Even though the participation of public entities and productive enterprises of the State was highly anticipated in the event, the audience was also eager to hear the perspective of the private sector. The third panel provided that opportunity, as it included the participation of Miguel Ángel Alonso Rubio, Director of Acciona Energía Mexico, and Guy DeLeonardo, Director General of Gas Power Generation Systems at GE. Both speakers mentioned that the attractiveness of the Mexican market rests on the expected growth that energy demand will experience in the country during the next decade and the new sets of regulations that facilitate the integration of renewable and cogeneration projects into the national grid. However, Alonso voiced his concern about how the practical implementation of these regulations will take place in the wholesale market. Furthermore, he mentioned that the future of energy will be in the integration of intelligent systems and the optimized communication with the end user. “I imagine that the end user will be able to choose the company and the type of technology supplying its electricity in the same way that he can now choose a movie online,” he said.

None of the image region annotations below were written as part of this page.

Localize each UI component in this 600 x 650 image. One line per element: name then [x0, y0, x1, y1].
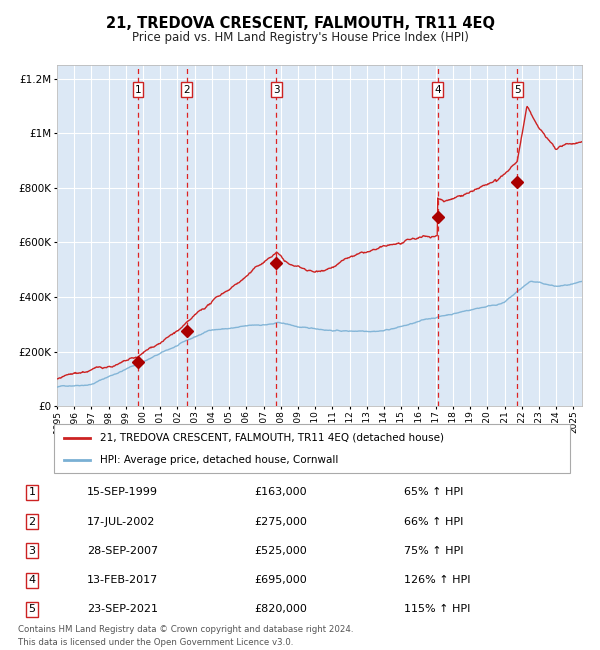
Text: £163,000: £163,000 [254, 488, 307, 497]
FancyBboxPatch shape [54, 424, 570, 473]
Text: 23-SEP-2021: 23-SEP-2021 [87, 604, 158, 614]
Text: 13-FEB-2017: 13-FEB-2017 [87, 575, 158, 585]
Text: £275,000: £275,000 [254, 517, 307, 526]
Text: Price paid vs. HM Land Registry's House Price Index (HPI): Price paid vs. HM Land Registry's House … [131, 31, 469, 44]
Text: 1: 1 [135, 84, 142, 94]
Text: 126% ↑ HPI: 126% ↑ HPI [404, 575, 470, 585]
Text: 5: 5 [514, 84, 520, 94]
Text: Contains HM Land Registry data © Crown copyright and database right 2024.
This d: Contains HM Land Registry data © Crown c… [18, 625, 353, 647]
Text: 15-SEP-1999: 15-SEP-1999 [87, 488, 158, 497]
Text: £525,000: £525,000 [254, 546, 307, 556]
Text: 21, TREDOVA CRESCENT, FALMOUTH, TR11 4EQ (detached house): 21, TREDOVA CRESCENT, FALMOUTH, TR11 4EQ… [100, 433, 445, 443]
Text: 65% ↑ HPI: 65% ↑ HPI [404, 488, 463, 497]
Text: 4: 4 [434, 84, 441, 94]
Text: 115% ↑ HPI: 115% ↑ HPI [404, 604, 470, 614]
Text: 66% ↑ HPI: 66% ↑ HPI [404, 517, 463, 526]
Text: 2: 2 [184, 84, 190, 94]
Text: 17-JUL-2002: 17-JUL-2002 [87, 517, 155, 526]
Text: HPI: Average price, detached house, Cornwall: HPI: Average price, detached house, Corn… [100, 455, 339, 465]
Text: £695,000: £695,000 [254, 575, 307, 585]
Text: 3: 3 [29, 546, 35, 556]
Text: 4: 4 [29, 575, 36, 585]
Text: 5: 5 [29, 604, 35, 614]
Text: 21, TREDOVA CRESCENT, FALMOUTH, TR11 4EQ: 21, TREDOVA CRESCENT, FALMOUTH, TR11 4EQ [106, 16, 494, 31]
Text: £820,000: £820,000 [254, 604, 307, 614]
Text: 75% ↑ HPI: 75% ↑ HPI [404, 546, 463, 556]
Text: 28-SEP-2007: 28-SEP-2007 [87, 546, 158, 556]
Text: 1: 1 [29, 488, 35, 497]
Text: 2: 2 [29, 517, 36, 526]
Text: 3: 3 [273, 84, 280, 94]
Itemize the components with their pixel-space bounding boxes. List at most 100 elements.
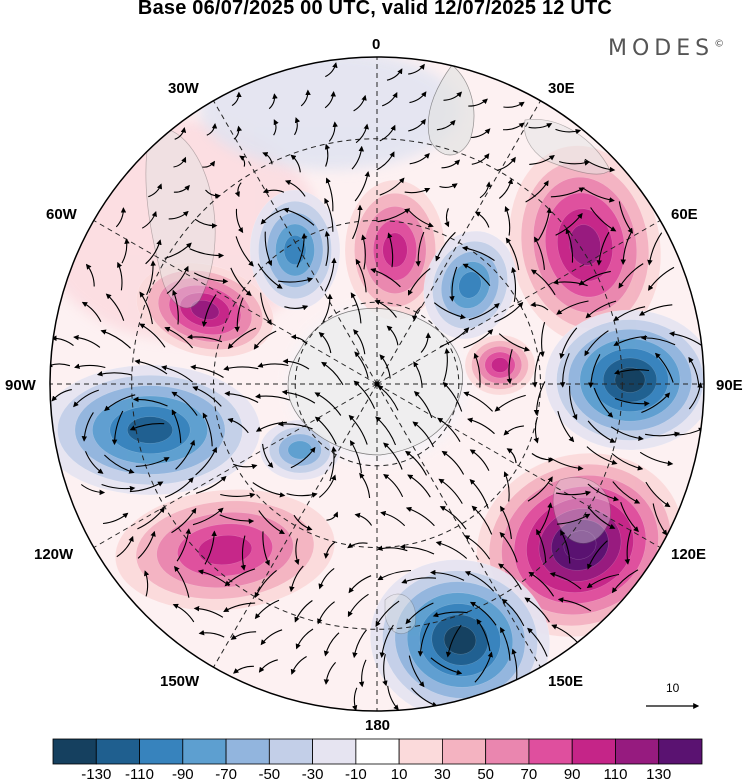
wind-vector <box>300 89 311 107</box>
anomaly-high-75e <box>464 334 536 396</box>
wind-vector <box>499 531 518 563</box>
wind-vector <box>254 599 280 620</box>
wind-vector <box>74 363 106 369</box>
lon-label-60w: 60W <box>46 206 77 223</box>
wind-vector <box>139 291 153 325</box>
wind-vector <box>137 507 165 530</box>
wind-vector <box>233 665 254 674</box>
wind-vector <box>405 602 434 625</box>
wind-vector <box>401 577 437 584</box>
wind-vector <box>647 266 675 291</box>
wind-vector <box>441 159 461 169</box>
wind-vector <box>590 207 617 232</box>
wind-vector <box>230 631 257 640</box>
wind-vector <box>262 443 274 469</box>
wind-vector <box>161 365 193 383</box>
wind-vector <box>556 300 589 315</box>
wind-vector <box>323 541 336 559</box>
wind-vector <box>411 305 423 322</box>
wind-vector <box>411 687 438 707</box>
wind-vector <box>230 267 252 297</box>
wind-vector <box>135 457 170 467</box>
wind-vector <box>253 330 277 350</box>
wind-vector <box>501 598 525 627</box>
wind-vector <box>318 474 337 498</box>
wind-vector <box>351 687 358 711</box>
wind-vector <box>441 450 465 475</box>
wind-vector <box>206 123 218 136</box>
wind-vector <box>654 352 674 383</box>
wind-vector <box>194 218 218 229</box>
wind-vector <box>164 326 194 349</box>
wind-vector <box>638 304 673 316</box>
wind-vector <box>382 653 388 687</box>
wind-vector <box>584 158 616 173</box>
wind-vector <box>175 439 196 470</box>
wind-vector <box>284 180 306 197</box>
wind-vector <box>537 207 552 241</box>
wind-vector <box>442 381 463 412</box>
wind-vector <box>354 512 373 526</box>
wind-vector <box>137 530 156 559</box>
wind-vector <box>325 177 334 212</box>
wind-vector <box>469 479 489 509</box>
wind-vector <box>417 622 430 657</box>
wind-vector <box>533 416 539 444</box>
wind-vector <box>531 352 541 388</box>
wind-vector <box>399 544 435 555</box>
wind-vector <box>350 292 362 324</box>
wind-vector <box>294 117 301 136</box>
wind-vector <box>235 236 254 267</box>
wind-vector <box>498 178 514 199</box>
wind-vector <box>379 124 396 142</box>
wind-vector <box>201 294 217 328</box>
wind-vector <box>433 302 466 320</box>
wind-vector <box>239 155 246 167</box>
wind-vector <box>560 529 571 564</box>
wind-vector <box>73 334 101 348</box>
wind-vector <box>355 258 367 293</box>
wind-vector <box>223 602 256 613</box>
wind-vector <box>282 358 310 370</box>
modes-logo: MODES© <box>608 36 724 61</box>
wind-vector <box>224 390 259 403</box>
wind-vector <box>464 535 491 560</box>
wind-vector <box>84 451 104 474</box>
wind-vector <box>439 327 470 348</box>
wind-vector <box>383 473 404 498</box>
wind-vector <box>618 201 634 234</box>
wind-vector <box>624 529 632 565</box>
wind-vector <box>325 62 338 78</box>
wind-vector <box>463 391 494 412</box>
wind-vector <box>233 125 243 140</box>
wind-vector <box>471 505 493 535</box>
wind-vector <box>173 156 187 168</box>
wind-vector <box>361 234 367 270</box>
wind-vector <box>260 629 283 646</box>
wind-vector <box>408 655 425 688</box>
wind-vectors <box>50 62 704 711</box>
wind-vector <box>585 300 617 319</box>
wind-vector <box>469 601 497 626</box>
wind-vector <box>290 334 308 345</box>
wind-vector <box>370 268 401 288</box>
wind-vector <box>474 211 490 228</box>
wind-vector <box>351 145 365 170</box>
wind-vector <box>100 329 131 349</box>
wind-vector <box>503 101 525 108</box>
wind-vector <box>293 514 313 531</box>
wind-vector <box>449 266 458 302</box>
wind-vector <box>377 385 399 411</box>
wind-vector <box>129 423 165 431</box>
wind-vector <box>415 231 425 267</box>
wind-vector <box>555 490 592 496</box>
wind-vector <box>141 210 157 229</box>
wind-vector <box>376 151 395 171</box>
wind-vector <box>614 369 650 375</box>
wind-vector <box>187 334 223 343</box>
wind-vector <box>358 659 367 688</box>
wind-vector <box>286 492 318 498</box>
wind-vector <box>192 386 222 407</box>
wind-vector <box>549 457 584 471</box>
wind-vector <box>524 597 550 623</box>
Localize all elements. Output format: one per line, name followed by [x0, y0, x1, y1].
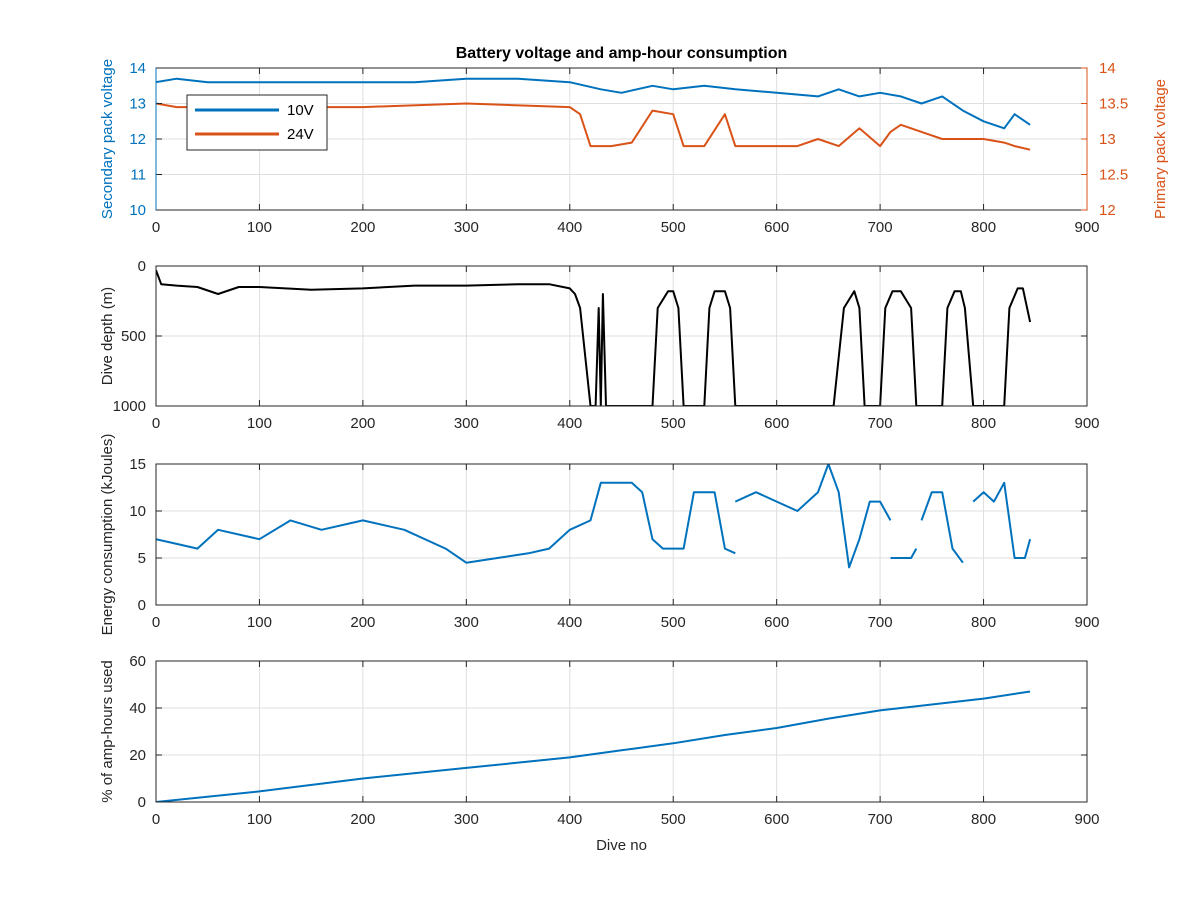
y-tick-label: 1000 [113, 398, 146, 415]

The energy conferences cycle closed with a panel dedicated to the potential and challenges that renewable energy faces in the Mexican electricity sector. Speakers discussed the role that clean energy certificates will have in boosting the incorporation of these technologies into the country’s energy mix. Nevertheless, they also mentioned the limitations that a last minute change in the Law of the Energy Transition, pushed by industrial interests, could have in the successful implementation of this mechanism. This modification in the law allows companies to avoid the responsibility of complying with a mandatory share of clean energy during the first four years of the wholesale market. Nevertheless, Odón de Buen, Director General of CONUEE, highlighted that the lobbying of private companies was essential to achieving the legislative changes that were needed to further push the development of wind energy projects in the country.

After the conferences, most attendees decided to stay at Centro Banamex and take part in the networking cocktail hour, which took place in the exhibition area. Attendees had the opportunity to speak with exhibitors and other attendants, such as the heads of leading companies and other stakeholders. Music, food, and drinks contributed to concluding the event on a high note.